O argumento ontológico anselmiano consiste no uso do aparato filosófico vigente enquanto ferramenta meditativa inclusa numa oração em cujo escopo o meditante roga àquele a quem ora para que se revele de alguma forma, o que ocorre na percepção de que Ele é o maius cogitari possit. A partir da percepção místico-especulativa[32] de Deus enquanto sumo cogitável, Aquele que foi buscado e antevisto pelos olhos da fé revela-se [proporcionadamente] também aos olhos do conhecimento: assim, a razão entende e auxilia a crença – que recebe mais uma confirmação de sua realidade –, e esta guia a razão em direção ao seu termo: intelligere ut credam, sed credo ut intelligam. Não poderia ser diferente; Sto.

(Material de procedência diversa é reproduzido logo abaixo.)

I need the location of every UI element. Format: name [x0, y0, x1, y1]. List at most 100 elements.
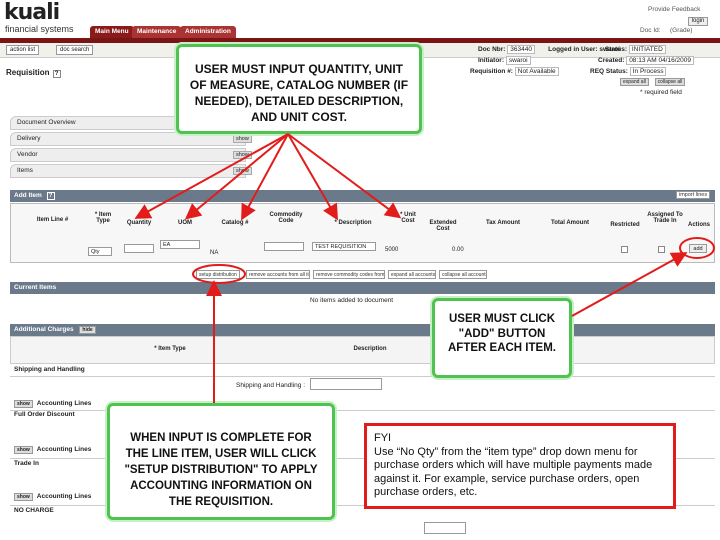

Anselmo não era como um teólogo moderno que procura a Deus enquanto objeto de especulação filosófica ou enquanto mero ser que sirva de solução a um problema epistemológico ou de fundamento para uma moral, ele estava interessando antes num contato, através de um entrelaçamento entre as experiências noética e pneumática, com o Criador mesmo, que, por conseguinte, a fim de que houvesse algum contato, deveria revelar-se por vontade própria. Olhando por este ângulo, nosso afã em transformar o Proslógio num mero receptáculo para o argumento ontológico – apenas mais uma entre as provas relativas à existência de Deus – serve de exemplum horribile de nossa ingenuidade[33] através da manifestação de que, dadas as intenções mesmas de tal redução, somos imanentistas metodológicos – o exato inverso da intenção anselmiana.
Mas como algo tão provado assim [na medida de suas intenções] pode passar despercebido ao insipiens? Se ele entende o dito, então deveria admitir a existência de um ser necessário. Sto. Anselmo consterna-se, pois, a seu ver, como poderia dizer em seu coração que não há Deus quando seu intelecto asseguraria a existência de um maius cogitari possit? Como pode ocorrer uma cisão entre o cor e o intellectus se “dizer em seu coração e pensar são a mesma coisa?”[34] Então o santo distingue entre a atenção voltada ao que é dito e a atenção voltada ao que é apontado pelo dito; “uma coisa é pensar em algo quando se pensa na palavra que o designa; outra coisa é a entender pela inteligência o que aquilo é”[35]. De fato, no contexto conferido, é impossível que se negue a existência de Deus senão da boca para fora; mas talvez – por incrível que pareça a nós, visto que é comum em nosso tempo – não tenha ocorrido a Sto. Anselmo que existam, no jargão voegeliano, eunucos espirituais[36], i.e., pessoas incapazes de uma experiência como a proposta no Proslógio. Sem a experiência proposta da percepção de um ens realissimum que nos sustente na realidade, perde-se o fio racional da meditação; esta é, a título de exemplo, a situação do imanentismo nietzschiano[37] ou a negação do argumento etiológico levado a cabo por Marx.[38] Novamente, no jargão voegeliano, o polo divino da consciência foi negado; o argumento ontológico, aqui, torna-se ineficiente por decair no percebido por Sto. Tomás de Aquino: “talvez aquele que ouve o nome de Deus não entenda que ele designa algo que não se possa cogitar maior; pois alguns acreditaram que Deus é um corpo”; no caso dos citados, crêem-se deuses para si mesmos.[39]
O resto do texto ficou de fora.